Bu sözlerin sahibi bir gazeteci büyüğümüz. Kanal A Televizyonu ekranından seslendi bu sözlerle gazeteci büyüğümüz.
Süleyman Canbolat’tı bu sözlerin sahibi. Kanal A Televizyonu’nda İlhan Geyik ile sundukları ‘Basın Masası’ programında yerel gazeteleri yorumladıkları sırada söz döndü dolaştı televizyonlara geldi. İlhan Geyik’in Kanal A başta olmak üzere yerel televizyonların aslında yerellikten çıkıp uyduda olması nedeniyle yaygın olduklarını belirtti.
Geyik, tüm belediye başkanlarına seslenerek belediyelerin tanıtımlarını içeren reklamların yandaşlara dağıtıldığını, CHP’li belediye ise bir kanala, MHP’li belediye ise öbür bir kanala bu tanıtım reklamlarının verildiğini ve aylık ortalama olarak 60 bin lira paranın ödendiğinden söz etti İlhan Geyik. Kanal A gibi ilde yayın televizyonlara da cüzi bir rakam öngörülüp yasak savıldığından bahsetti.

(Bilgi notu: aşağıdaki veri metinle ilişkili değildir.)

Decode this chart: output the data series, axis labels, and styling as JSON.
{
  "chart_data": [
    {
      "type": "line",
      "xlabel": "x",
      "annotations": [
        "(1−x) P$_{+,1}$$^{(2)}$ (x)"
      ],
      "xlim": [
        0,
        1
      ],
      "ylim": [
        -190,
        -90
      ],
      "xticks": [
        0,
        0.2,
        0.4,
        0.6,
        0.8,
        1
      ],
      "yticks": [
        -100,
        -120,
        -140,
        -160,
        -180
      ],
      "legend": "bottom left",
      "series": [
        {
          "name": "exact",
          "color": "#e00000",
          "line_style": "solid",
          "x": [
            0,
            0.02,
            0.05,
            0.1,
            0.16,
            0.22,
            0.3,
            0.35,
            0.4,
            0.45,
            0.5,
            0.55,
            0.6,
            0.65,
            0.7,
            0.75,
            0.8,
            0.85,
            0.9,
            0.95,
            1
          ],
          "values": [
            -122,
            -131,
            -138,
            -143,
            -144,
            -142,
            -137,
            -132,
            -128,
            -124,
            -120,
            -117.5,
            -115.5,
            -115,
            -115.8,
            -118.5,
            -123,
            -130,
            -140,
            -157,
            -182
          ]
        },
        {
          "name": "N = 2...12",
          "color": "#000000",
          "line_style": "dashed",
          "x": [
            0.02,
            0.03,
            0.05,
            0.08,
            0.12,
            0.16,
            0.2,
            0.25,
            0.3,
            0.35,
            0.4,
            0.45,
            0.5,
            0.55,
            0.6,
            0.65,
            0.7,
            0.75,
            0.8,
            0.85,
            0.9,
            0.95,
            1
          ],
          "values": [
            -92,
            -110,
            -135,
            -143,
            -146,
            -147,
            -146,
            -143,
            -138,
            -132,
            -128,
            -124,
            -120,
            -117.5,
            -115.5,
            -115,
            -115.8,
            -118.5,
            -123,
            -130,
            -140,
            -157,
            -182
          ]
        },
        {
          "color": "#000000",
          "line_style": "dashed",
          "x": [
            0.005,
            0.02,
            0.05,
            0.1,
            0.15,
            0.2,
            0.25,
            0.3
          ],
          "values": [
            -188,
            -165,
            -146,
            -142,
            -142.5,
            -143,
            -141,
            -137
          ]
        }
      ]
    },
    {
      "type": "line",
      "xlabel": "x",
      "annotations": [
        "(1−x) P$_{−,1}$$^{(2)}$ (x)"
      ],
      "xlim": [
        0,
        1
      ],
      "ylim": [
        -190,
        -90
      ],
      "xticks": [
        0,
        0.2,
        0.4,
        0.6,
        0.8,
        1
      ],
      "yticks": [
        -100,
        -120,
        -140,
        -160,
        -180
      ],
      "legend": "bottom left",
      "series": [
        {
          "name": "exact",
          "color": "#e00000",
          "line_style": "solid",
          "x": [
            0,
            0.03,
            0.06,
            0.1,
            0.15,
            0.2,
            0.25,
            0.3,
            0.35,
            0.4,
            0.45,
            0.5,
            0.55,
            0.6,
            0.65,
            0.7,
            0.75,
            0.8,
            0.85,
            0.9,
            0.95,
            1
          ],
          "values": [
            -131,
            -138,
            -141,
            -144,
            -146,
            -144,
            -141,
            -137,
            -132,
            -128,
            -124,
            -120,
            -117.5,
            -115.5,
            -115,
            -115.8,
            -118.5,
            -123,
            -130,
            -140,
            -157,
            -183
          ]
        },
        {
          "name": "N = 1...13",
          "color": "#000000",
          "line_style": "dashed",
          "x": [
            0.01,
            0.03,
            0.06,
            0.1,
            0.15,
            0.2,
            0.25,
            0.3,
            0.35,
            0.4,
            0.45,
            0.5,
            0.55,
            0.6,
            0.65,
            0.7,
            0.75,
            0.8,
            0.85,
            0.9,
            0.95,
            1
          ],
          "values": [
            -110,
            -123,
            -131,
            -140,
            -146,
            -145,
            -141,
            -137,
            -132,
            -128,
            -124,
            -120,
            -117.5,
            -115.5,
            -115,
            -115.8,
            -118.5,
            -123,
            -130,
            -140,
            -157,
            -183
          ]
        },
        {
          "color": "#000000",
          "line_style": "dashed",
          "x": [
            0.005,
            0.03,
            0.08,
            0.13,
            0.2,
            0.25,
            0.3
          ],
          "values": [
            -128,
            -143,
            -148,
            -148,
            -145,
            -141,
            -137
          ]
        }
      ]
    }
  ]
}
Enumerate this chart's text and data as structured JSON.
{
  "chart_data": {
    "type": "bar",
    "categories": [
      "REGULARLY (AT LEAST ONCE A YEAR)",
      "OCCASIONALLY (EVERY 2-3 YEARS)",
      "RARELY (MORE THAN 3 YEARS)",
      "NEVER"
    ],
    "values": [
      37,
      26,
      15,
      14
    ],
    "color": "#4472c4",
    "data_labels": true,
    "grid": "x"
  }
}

Çözüm nedir sorusuna yanıt aranır iken Süleyman Canbolat sözü aldı ve Gazeteciler Cemiyeti’ne bu konuda sözün düştüğünü ve cemiyet başkanının televizyon ile gazete yöneticileri ve sahiplerini bir araya getirip belediye başkanları ile bu konuyu ortak bir masa etrafından görüşmeleri ve sorunu çözmeleri gerektiğini belirtti. İşte Canbolat, cemiyet başkanının bu sorumluluktan kaçtığını ve korktuğunu belirterek ‘Ey cemiyet başkanı, sen ne işe yararsın? Ne iş yaparsın? Neden korkar çekinirsin?’ diyerek söze başladı ve sorumluluk almaya davet etti cemiyet başkanını… Bu programı dikkatle izledim.
İzler iken de tartışılan ve çözüm yolu aranan sorunu ve sorunu çözmesi istenilen kişileri de bildiğim için iki kez dikkat kesildim programa. Bu tartışma yaşanır iken belediye başkanlarının yerel imkânlar ile televizyon kurmaları konusunu da masaya yatırmalarını beklerdim örneğin!
Torosları aşarak ihraç televizyon programcılarını getirip onlara para ödeyenleri de enine boyuna tartışmak gerekirdi diye düşündüm. Bu kez olmadı ama bir başka programda inşallah diye ümidimizi yitirmeden gelelim asıl konumuza… Belediye başkanlarının tanıtım konusunda kendilerine yakın televizyon kanallarına (ben isim verebilirim her ne kadar programda verilmemiş olsa da) yani Bengütürk ve Halk Tv’ye fazlaca para aktardıkları bir gerçek. Bunda hem fikiriz. Siyaseten böyle davranmalarının da bir alt yapısı var kendilerince… Bu sorunun çözümünde cemiyet başkanı görevini yapamaz, yapmaz.
Ben bunu ilk defa söylemiyorum. Müteakip defalar söylediğim için de hep benim ifadelerimden rahatsızlık duydular. Duydukları yerde bir kez daha duysunlar. Yine belirtmekte yarar görüyorum. Bu cemiyet başkanı heyecanını yitirmiş ve beklentilerinin çıtası çok düşük olan bir yöneticilik anlayışına sahip… İkincisi, kimseyle kötü olmamak gibi bir davranış içinde… Yani herkesi idare ediyor…
Gün gelir bu belediye başkanları ile işimiz olur, onları çözdürürüz diyor. Kendi yakınlarına belediyeden iş ister ve bunu da temin eder isen, o belediye başkanına karşı dik duramazsın. Sonra da meslektaşlarının isteklerini yerine getiremez, her şeyi buzdolabına derin dondurucuya koyar gibi ötelersin! Neyse… Bayramlık ağzımı yine açmak zorunda kalmayayım.
Sözün özüne gelince, yerel televizyonların sıkıntıları büyük… Yerel gazetelerin sıkıntıları da çok. Bu belediye başkanları bankamatikçi çalıştırıp sigortalarını yatırıyorlar mı? Evet… Bu belediye başkanları ikili ilişkiler ile haksız bir şekilde birilerine kaynak aktarıyorlar mı?
Evet… Bu belediye başkanları el altından ihale vererek, iş temin ederek yandaş medya oluşturuyorlar mı? Evet… O zaman Süleyman Canbolat kardeşimiz daha çok sinirlenecek, çok cemiyet başkanına ‘sen ne işe yararsın?’ diyerek kızgınlığını dile getirecek. Haktan hayırlısı olsun. Bir adet durum tespiti yapalım istedim.